Oman’s fiscal position is now improving, mainly due to higher oil revenues and tight spending limits. In 2018, the Sultanate’s fiscal deficit narrowed to 7.7% of GDP, sharply down from 13.5% of GDP in 2017, 20.6% of GDP in 2016 and 17.5% of GDP in 2015, according to the Central Bank of Oman.

However in April 2019, Standard & Poor’s affirmed Oman’s BB/B foreign and local currency credit rating but revised its outlook from stable to negative, which means there is a good chance of another downgrade. Also, Moody’s and Fitch had both downgraded Oman to junk earlier, amidst continued fiscal challenges due to volatile oil prices.

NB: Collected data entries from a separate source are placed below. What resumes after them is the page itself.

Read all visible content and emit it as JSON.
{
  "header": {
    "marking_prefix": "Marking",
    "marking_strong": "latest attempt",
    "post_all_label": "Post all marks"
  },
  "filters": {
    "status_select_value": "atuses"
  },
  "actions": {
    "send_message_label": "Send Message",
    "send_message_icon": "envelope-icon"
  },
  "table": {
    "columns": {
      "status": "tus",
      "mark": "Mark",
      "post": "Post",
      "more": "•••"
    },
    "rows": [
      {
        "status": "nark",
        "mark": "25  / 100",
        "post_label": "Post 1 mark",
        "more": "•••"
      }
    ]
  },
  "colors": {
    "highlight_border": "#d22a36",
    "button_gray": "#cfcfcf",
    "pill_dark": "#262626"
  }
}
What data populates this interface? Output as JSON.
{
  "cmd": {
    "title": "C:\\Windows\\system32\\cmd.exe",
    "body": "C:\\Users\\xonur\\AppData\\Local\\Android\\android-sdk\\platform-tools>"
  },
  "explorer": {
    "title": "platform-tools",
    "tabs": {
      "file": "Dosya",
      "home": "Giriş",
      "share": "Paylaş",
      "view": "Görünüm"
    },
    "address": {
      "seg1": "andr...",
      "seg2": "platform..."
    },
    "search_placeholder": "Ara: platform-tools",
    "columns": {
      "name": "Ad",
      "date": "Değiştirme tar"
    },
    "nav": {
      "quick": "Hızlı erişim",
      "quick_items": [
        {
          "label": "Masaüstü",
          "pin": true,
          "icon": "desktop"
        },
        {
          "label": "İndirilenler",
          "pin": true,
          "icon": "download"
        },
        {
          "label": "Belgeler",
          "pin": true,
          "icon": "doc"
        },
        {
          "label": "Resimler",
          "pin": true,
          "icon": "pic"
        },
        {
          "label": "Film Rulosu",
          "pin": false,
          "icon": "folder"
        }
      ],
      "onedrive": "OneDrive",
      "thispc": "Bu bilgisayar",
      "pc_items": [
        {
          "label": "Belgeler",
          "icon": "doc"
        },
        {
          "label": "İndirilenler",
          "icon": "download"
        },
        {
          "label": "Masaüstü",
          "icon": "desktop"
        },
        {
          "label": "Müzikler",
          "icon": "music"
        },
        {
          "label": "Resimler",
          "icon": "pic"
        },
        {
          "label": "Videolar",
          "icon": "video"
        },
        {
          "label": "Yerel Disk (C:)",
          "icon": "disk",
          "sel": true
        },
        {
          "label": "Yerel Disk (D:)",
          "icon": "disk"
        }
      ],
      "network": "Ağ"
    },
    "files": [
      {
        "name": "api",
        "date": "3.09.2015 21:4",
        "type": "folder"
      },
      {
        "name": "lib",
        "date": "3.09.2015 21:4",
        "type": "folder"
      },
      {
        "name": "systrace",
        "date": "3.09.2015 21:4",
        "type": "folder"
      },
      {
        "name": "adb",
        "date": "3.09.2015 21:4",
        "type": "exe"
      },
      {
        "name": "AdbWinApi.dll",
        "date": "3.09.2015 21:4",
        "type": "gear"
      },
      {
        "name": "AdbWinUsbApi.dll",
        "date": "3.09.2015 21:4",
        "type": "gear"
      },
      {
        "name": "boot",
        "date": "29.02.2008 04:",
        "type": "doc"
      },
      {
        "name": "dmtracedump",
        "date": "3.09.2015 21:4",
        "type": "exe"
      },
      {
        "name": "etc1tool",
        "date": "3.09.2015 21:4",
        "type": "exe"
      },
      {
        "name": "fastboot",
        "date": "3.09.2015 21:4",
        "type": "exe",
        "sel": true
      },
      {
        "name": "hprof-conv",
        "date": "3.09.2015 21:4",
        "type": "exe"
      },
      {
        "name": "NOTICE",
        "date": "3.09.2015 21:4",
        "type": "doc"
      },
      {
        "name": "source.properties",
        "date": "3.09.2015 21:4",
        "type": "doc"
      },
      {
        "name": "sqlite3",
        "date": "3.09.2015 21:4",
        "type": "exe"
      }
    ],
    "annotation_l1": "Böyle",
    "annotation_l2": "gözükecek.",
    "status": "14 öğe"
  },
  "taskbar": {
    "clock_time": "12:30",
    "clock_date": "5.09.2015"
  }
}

In February 2017 the government made significant changes to the country’s income tax laws, to address the fiscal deficit (Royal Decree 9/2017).

The key changes include:

  • Standard corporate tax rate raised from 12% to 15%
  • A 3% tax has been introduced for micro businesses
  • The tax-free threshold of OMR30,000 (US$78,000) has been removed
  • Interest and dividend payments to non-residents are now subject to withholding tax of 10%
  • The withholding tax exemption for ministries and other government bodies has been removed.
  • Tax exemptions for hotels and tourist villages, mining, export of locally manufactured goods, agriculture, animal produce, fishing, education, and medical care have been removed.
  • Exemptions for manufacturing companies have been limited to five years.
  • Penalties and punishments for noncompliance have been strengthened.

A 5% value-added tax (VAT) may also be introduced this year.